1 Toen sprak de HEERE tot Mozes, zeggende:
2 Spreek tot de kinderen Israels, en neem van hen voor elk vaderlijk huis een staf, van al hun oversten, naar het huis hunner vaderen, twaalf staven; eens iegelijken naam zult gij schrijven op zijn staf.
3 Doch Aarons naam zult gij schrijven op den staf van Levi; want een staf zal er zijn voor het hoofd van het huis hunner vaderen.
4 En gij zult ze wegleggen in de tent der samenkomst, voor de getuigenis, waarheen Ik met ulieden samenkomen zal.

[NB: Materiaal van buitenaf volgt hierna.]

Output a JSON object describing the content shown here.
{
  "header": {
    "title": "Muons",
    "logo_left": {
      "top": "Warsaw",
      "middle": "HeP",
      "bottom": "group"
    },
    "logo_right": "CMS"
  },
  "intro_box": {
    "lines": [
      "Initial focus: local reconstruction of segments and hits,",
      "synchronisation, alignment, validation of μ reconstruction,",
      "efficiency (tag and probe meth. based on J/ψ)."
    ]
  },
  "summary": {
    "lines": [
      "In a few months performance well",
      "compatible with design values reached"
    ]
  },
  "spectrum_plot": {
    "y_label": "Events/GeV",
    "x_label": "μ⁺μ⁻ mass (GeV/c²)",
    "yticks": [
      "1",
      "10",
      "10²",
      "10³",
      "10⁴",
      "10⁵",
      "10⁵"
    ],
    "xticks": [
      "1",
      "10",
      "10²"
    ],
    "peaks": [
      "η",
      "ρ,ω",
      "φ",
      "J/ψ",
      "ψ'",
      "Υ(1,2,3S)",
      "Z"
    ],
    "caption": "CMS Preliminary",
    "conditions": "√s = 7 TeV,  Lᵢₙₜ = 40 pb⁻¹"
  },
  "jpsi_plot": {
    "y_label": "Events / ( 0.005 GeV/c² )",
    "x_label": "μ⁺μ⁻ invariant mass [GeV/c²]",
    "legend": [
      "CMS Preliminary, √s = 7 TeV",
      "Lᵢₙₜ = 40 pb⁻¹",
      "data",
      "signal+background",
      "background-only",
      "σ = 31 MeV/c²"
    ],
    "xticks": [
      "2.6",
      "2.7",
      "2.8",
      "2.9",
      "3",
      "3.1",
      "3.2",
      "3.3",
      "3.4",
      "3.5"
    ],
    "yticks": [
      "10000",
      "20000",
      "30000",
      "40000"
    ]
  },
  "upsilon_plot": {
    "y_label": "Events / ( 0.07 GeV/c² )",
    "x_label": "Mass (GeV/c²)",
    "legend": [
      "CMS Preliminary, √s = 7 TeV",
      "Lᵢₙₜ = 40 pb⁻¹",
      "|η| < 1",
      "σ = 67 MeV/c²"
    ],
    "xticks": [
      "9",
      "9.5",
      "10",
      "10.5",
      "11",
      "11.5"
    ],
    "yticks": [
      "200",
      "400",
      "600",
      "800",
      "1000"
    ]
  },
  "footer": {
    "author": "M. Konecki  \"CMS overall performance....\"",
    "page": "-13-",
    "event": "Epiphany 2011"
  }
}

5 En het zal geschieden, dat de staf des mans, welke Ik zal verkoren hebben, zal bloeien; en Ik zal stillen de murmureringen van de kinderen Israels tegen Mij, welke zij tegen ulieden murmureerden.
6 Mozes dan sprak tot de kinderen Israels, en al hun oversten gaven aan hem een staf, voor elken overste een staf, naar het huis hunner vaderen, twaalf staven; Aarons staf was ook onder hun staven.
7 En Mozes legde deze staven weg, voor het aangezicht des HEEREN, in de tent der getuigenis.
8 Het geschiedde nu des anderen daags, dat Mozes in de tent der getuigenis inging; en ziet, Aarons staf, voor het huis van Levi, bloeide; want hij bracht bloeisel voort, en bloesemde bloesem, en droeg amandelen.
9 Toen bracht Mozes al deze staven uit, van voor het aangezicht des HEEREN, tot al de kinderen Israels; en zij zagen het, en namen elk zijn staf.
10 Toen zeide de HEERE tot Mozes: Breng de staf van Aaron weder voor de getuigenis, in bewaring, tot een teken voor de wederspannige kinderen; alzo zult gij een einde maken van hun murmureringen tegen Mij, dat zij niet sterven.
11 En Mozes deed het; gelijk als de HEERE hem geboden had, alzo deed hij.
12 Toen spraken de kinderen Israels tot Mozes, zeggende: Zie, wij geven den geest, wij vergaan, wij allen vergaan!
13 Al wie enigzins nadert tot den tabernakel des HEEREN, zal sterven; zullen wij dan den geest gevende verdaan worden?
1 Disse Jeová a Moisés:
2 Fala aos filhos de Israel, e recebe deles varas, uma pela casa de cada pai de todos os seus príncipes segundo as casas de seus pais, isto é, doze varas; escreve o nome de cada um sobre a sua vara.
3 Escreverás o nome de Arão sobre a vara de Levi, porque cada cabeça das casas de seus pais terá uma vara.
4 Depositá-las-ás na tenda da revelação diante do testemunho, onde venho a vós.
5 Brotará a vara do homem que eu escolher; assim farei cessar de mim as murmurações dos filhos de Israel, que murmuram contra vós.
6 Falou Moisés aos filhos de Israel, e todos os seus príncipes deram-lhe varas, cada príncipe lhe deu uma, segundo as casas de seus pais, isto é, doze varas; e a vara de Arão achava-se entre as varas deles.
7 Moisés depositou as varas diante de Jeová na tenda do testemunho.
8 No dia seguinte entrou Moisés na tenda do testemunho; eis que a vara de Arão pela casa de Levi tinha brotado e, inchando os gomos, arrebentou em flores e deu amêndoas maduras.
9 Então Moisés trouxe todas as varas de diante de Jeová a todos os filhos de Israel: eles viram, e receberam, cada um a sua vara.
10 Disse Jeová a Moisés: Torna a pôr a vara de Arão diante do testemunho, para se guardar, como memorial, contra os filhos de rebelião; para que faças acabar as suas murmurações contra mim, a fim de que não morram.
11 Assim fez Moisés; como Jeová lhe ordenou, assim fez.
12 Os filhos de Israel disseram a Moisés: Eis que expiramos, perecemos, todos nós perecemos.
13 Todo o que se chegar ao tabernáculo de Jeová, morrerá; porventura expiraremos todos?